La Société de protection de l’enfance essaie de faire porter le blâme à la famille d’accueil, pour que l'incompétence et la malveillance de la Société ne soient pas l’objet de la colère de la mère et du public, poursuit le document.

Dans sa poursuite, la mère de Serenity affirme que les tuteurs et leurs sept enfants ont agressé ses trois enfants physiquement, psychologiquement et sexuellement.

Des allégations que nie la partie défenderesse, qui rejette le blâme sur les organismes mandatés pour placer Serenity.

Les tuteurs, des membres de la famille de la mère de Serenity, affirment avoir été forcés de prendre en charge les trois enfants, après avoir reçu de mauvaises informations. Ils prétendent avoir été menacées et obligés de s’occuper des trois enfants sous prétexte que ces derniers seraient séparés et placés dans des familles non autochtones s'ils ne les aidaient pas

Ils affirment également n’avoir eu aucune idée des besoins particuliers des enfants, notamment qu’ils souffraient de troubles causés par l'alcoolisation foetale et du retard de croissance.

Il leur était impossible de prendre en charge ces enfants en toute connaissance de cause, maintient la défense.

Les tuteurs accusent le directeur de la Société de protection de l’enfance d’avoir volontairement soumis un faux affidavit prétendant que les enfants étaient en bonne santé, dans le but de tromper la cour et les tuteurs.

L’objectif, selon les tuteurs, était aussi de se débarrasser des coûts de prise en charge des enfants en les faisant peser sur les épaules des tuteurs.

Les organismes accusés par les tuteurs réfutent leurs allégations.
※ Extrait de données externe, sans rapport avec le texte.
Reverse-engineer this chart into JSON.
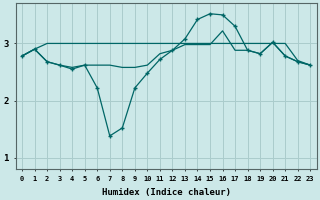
{
  "xlabel": "Humidex (Indice chaleur)",
  "ylabel": "",
  "bg_color": "#cce8e8",
  "grid_color": "#aacccc",
  "line_color": "#006666",
  "x_ticks": [
    0,
    1,
    2,
    3,
    4,
    5,
    6,
    7,
    8,
    9,
    10,
    11,
    12,
    13,
    14,
    15,
    16,
    17,
    18,
    19,
    20,
    21,
    22,
    23
  ],
  "ylim": [
    0.8,
    3.7
  ],
  "yticks": [
    1,
    2,
    3
  ],
  "series": [
    {
      "x": [
        0,
        1,
        2,
        3,
        4,
        5,
        6,
        7,
        8,
        9,
        10,
        11,
        12,
        13,
        14,
        15,
        16,
        17,
        18,
        19,
        20,
        21,
        22,
        23
      ],
      "y": [
        2.78,
        2.9,
        3.0,
        3.0,
        3.0,
        3.0,
        3.0,
        3.0,
        3.0,
        3.0,
        3.0,
        3.0,
        3.0,
        3.0,
        3.0,
        3.0,
        3.0,
        3.0,
        3.0,
        3.0,
        3.0,
        3.0,
        2.7,
        2.62
      ],
      "has_markers": false
    },
    {
      "x": [
        0,
        1,
        2,
        3,
        4,
        5,
        6,
        7,
        8,
        9,
        10,
        11,
        12,
        13,
        14,
        15,
        16,
        17,
        18,
        19,
        20,
        21,
        22,
        23
      ],
      "y": [
        2.78,
        2.9,
        2.68,
        2.62,
        2.55,
        2.62,
        2.22,
        1.38,
        1.52,
        2.22,
        2.48,
        2.72,
        2.88,
        3.08,
        3.42,
        3.52,
        3.5,
        3.3,
        2.88,
        2.82,
        3.02,
        2.78,
        2.68,
        2.62
      ],
      "has_markers": true
    },
    {
      "x": [
        0,
        1,
        2,
        3,
        4,
        5,
        6,
        7,
        8,
        9,
        10,
        11,
        12,
        13,
        14,
        15,
        16,
        17,
        18,
        19,
        20,
        21,
        22,
        23
      ],
      "y": [
        2.78,
        2.9,
        2.68,
        2.62,
        2.58,
        2.62,
        2.62,
        2.62,
        2.58,
        2.58,
        2.62,
        2.82,
        2.88,
        2.98,
        2.98,
        2.98,
        3.22,
        2.88,
        2.88,
        2.82,
        3.02,
        2.78,
        2.68,
        2.62
      ],
      "has_markers": false
    }
  ]
}
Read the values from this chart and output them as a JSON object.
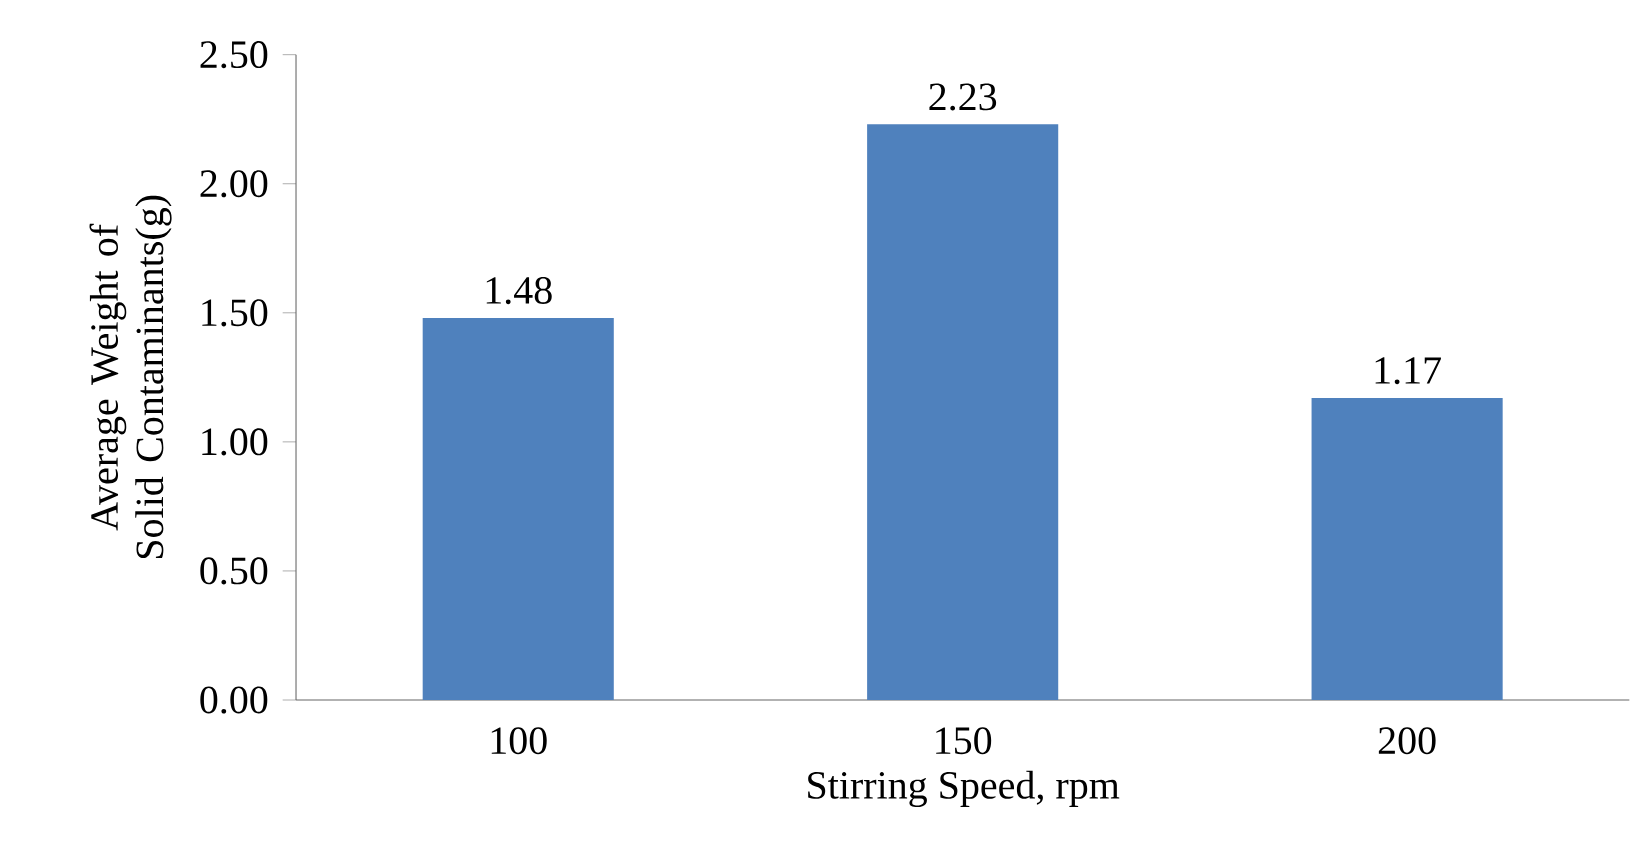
{
  "chart_data": {
    "type": "bar",
    "xlabel": "Stirring Speed, rpm",
    "ylabel": "Average Weight of Solid Contaminants(g)",
    "categories": [
      "100",
      "150",
      "200"
    ],
    "values": [
      1.48,
      2.23,
      1.17
    ],
    "color": "#4f81bd",
    "ylim": [
      0,
      2.5
    ],
    "yticks": [
      {
        "value": 0,
        "label": "0.00"
      },
      {
        "value": 0.5,
        "label": "0.50"
      },
      {
        "value": 1,
        "label": "1.00"
      },
      {
        "value": 1.5,
        "label": "1.50"
      },
      {
        "value": 2,
        "label": "2.00"
      },
      {
        "value": 2.5,
        "label": "2.50"
      }
    ],
    "data_labels": true,
    "grid": false
  }
}
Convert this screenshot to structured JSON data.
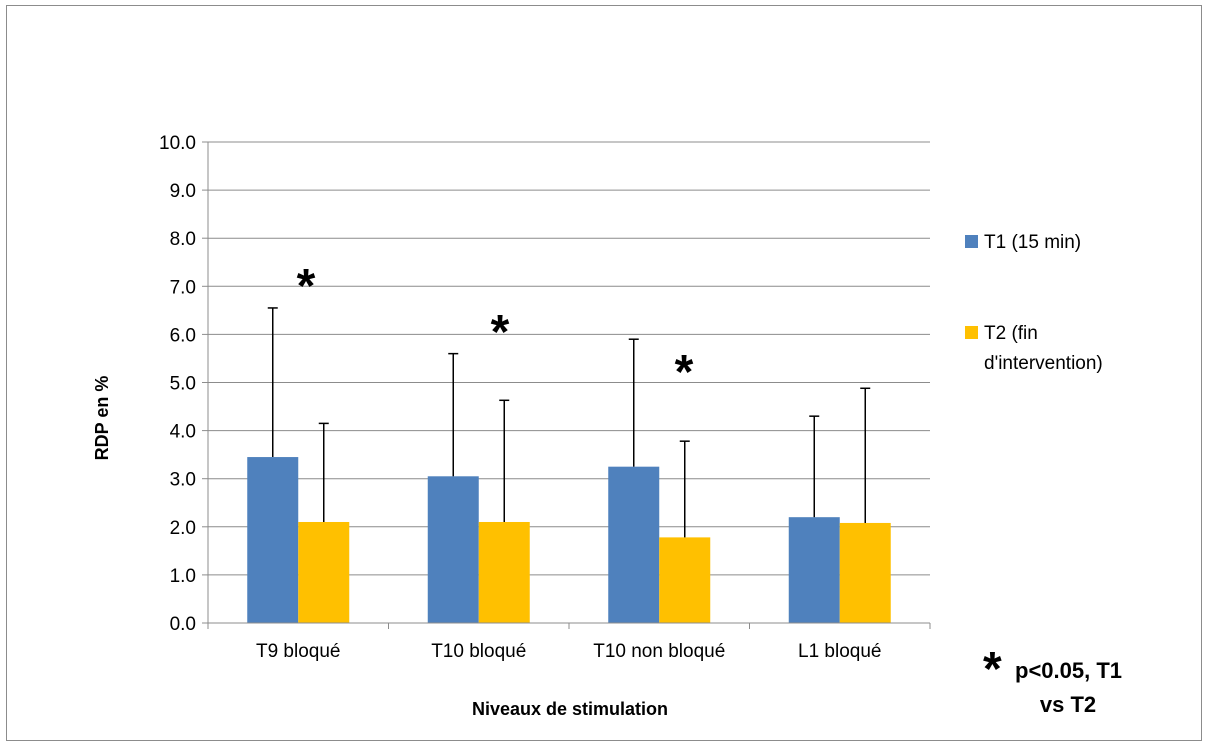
{
  "chart_data": {
    "type": "bar",
    "title": "",
    "xlabel": "Niveaux de stimulation",
    "ylabel": "RDP en %",
    "ylim": [
      0,
      10
    ],
    "yticks": [
      "0.0",
      "1.0",
      "2.0",
      "3.0",
      "4.0",
      "5.0",
      "6.0",
      "7.0",
      "8.0",
      "9.0",
      "10.0"
    ],
    "categories": [
      "T9 bloqué",
      "T10 bloqué",
      "T10 non bloqué",
      "L1 bloqué"
    ],
    "series": [
      {
        "name": "T1 (15 min)",
        "color": "#4f81bd",
        "values": [
          3.45,
          3.05,
          3.25,
          2.2
        ],
        "error": [
          3.1,
          2.55,
          2.65,
          2.1
        ]
      },
      {
        "name": "T2 (fin d'intervention)",
        "color": "#ffc000",
        "values": [
          2.1,
          2.1,
          1.78,
          2.08
        ],
        "error": [
          2.05,
          2.53,
          2.0,
          2.8
        ]
      }
    ],
    "legend_position": "right",
    "grid": true,
    "significance_markers": [
      "*",
      "*",
      "*"
    ],
    "significance_note": "p<0.05, T1 vs T2",
    "significance_note_line1": "p<0.05, T1",
    "significance_note_line2": "vs T2",
    "significance_symbol": "*"
  }
}
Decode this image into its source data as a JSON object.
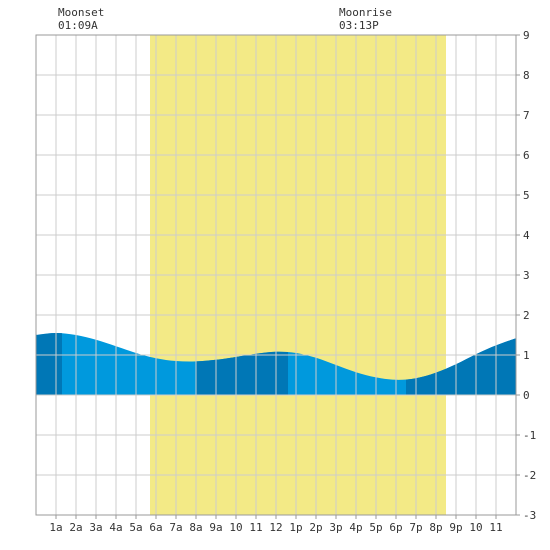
{
  "header": {
    "moonset": {
      "label": "Moonset",
      "time": "01:09A"
    },
    "moonrise": {
      "label": "Moonrise",
      "time": "03:13P"
    }
  },
  "colors": {
    "daylight": "#f3ea86",
    "tide_light": "#0099dd",
    "tide_dark": "#0077b6",
    "grid": "#cccccc",
    "axis": "#999999"
  },
  "chart_data": {
    "type": "area",
    "title": "",
    "xlabel": "",
    "ylabel": "",
    "xlim": [
      0,
      24
    ],
    "ylim": [
      -3,
      9
    ],
    "y_ticks": [
      -3,
      -2,
      -1,
      0,
      1,
      2,
      3,
      4,
      5,
      6,
      7,
      8,
      9
    ],
    "x_tick_labels": [
      "1a",
      "2a",
      "3a",
      "4a",
      "5a",
      "6a",
      "7a",
      "8a",
      "9a",
      "10",
      "11",
      "12",
      "1p",
      "2p",
      "3p",
      "4p",
      "5p",
      "6p",
      "7p",
      "8p",
      "9p",
      "10",
      "11"
    ],
    "x_tick_hours": [
      1,
      2,
      3,
      4,
      5,
      6,
      7,
      8,
      9,
      10,
      11,
      12,
      13,
      14,
      15,
      16,
      17,
      18,
      19,
      20,
      21,
      22,
      23
    ],
    "daylight_hours": [
      5.7,
      20.5
    ],
    "dark_band_hours": [
      [
        0,
        1.3
      ],
      [
        8.0,
        12.6
      ],
      [
        18.5,
        24
      ]
    ],
    "series": [
      {
        "x": [
          0,
          1,
          2,
          3,
          4,
          5,
          6,
          7,
          8,
          9,
          10,
          11,
          12,
          13,
          14,
          15,
          16,
          17,
          18,
          19,
          20,
          21,
          22,
          23,
          24
        ],
        "values": [
          1.5,
          1.55,
          1.5,
          1.38,
          1.22,
          1.05,
          0.92,
          0.85,
          0.84,
          0.88,
          0.95,
          1.03,
          1.08,
          1.05,
          0.93,
          0.75,
          0.57,
          0.44,
          0.38,
          0.42,
          0.56,
          0.77,
          1.02,
          1.24,
          1.42
        ]
      }
    ]
  }
}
La cour a suspendu les accusations portées contre les tuteurs cette semaine, invoquant l'improbabilité d'obtenir une condamnation.

La petite Serenity vivait chez des proches dans une réserve située au centre de l’Alberta lorsqu’elle a été admise à l’hôpital, en septembre 2014. Elle est morte deux semaines plus tard, après le débranchement des appareils d'assistance respiratoire.

Ce cas avait soulevé l’indignation publique et suscité un débat d’urgence à l’Assemblée législative. Sa mort a mené à la création d’un comité chargé d’examiner le système de protection de l’enfance en Alberta. Le gouvernement avait par la suite apporté des changements au système, sur la base des recommandations du comité.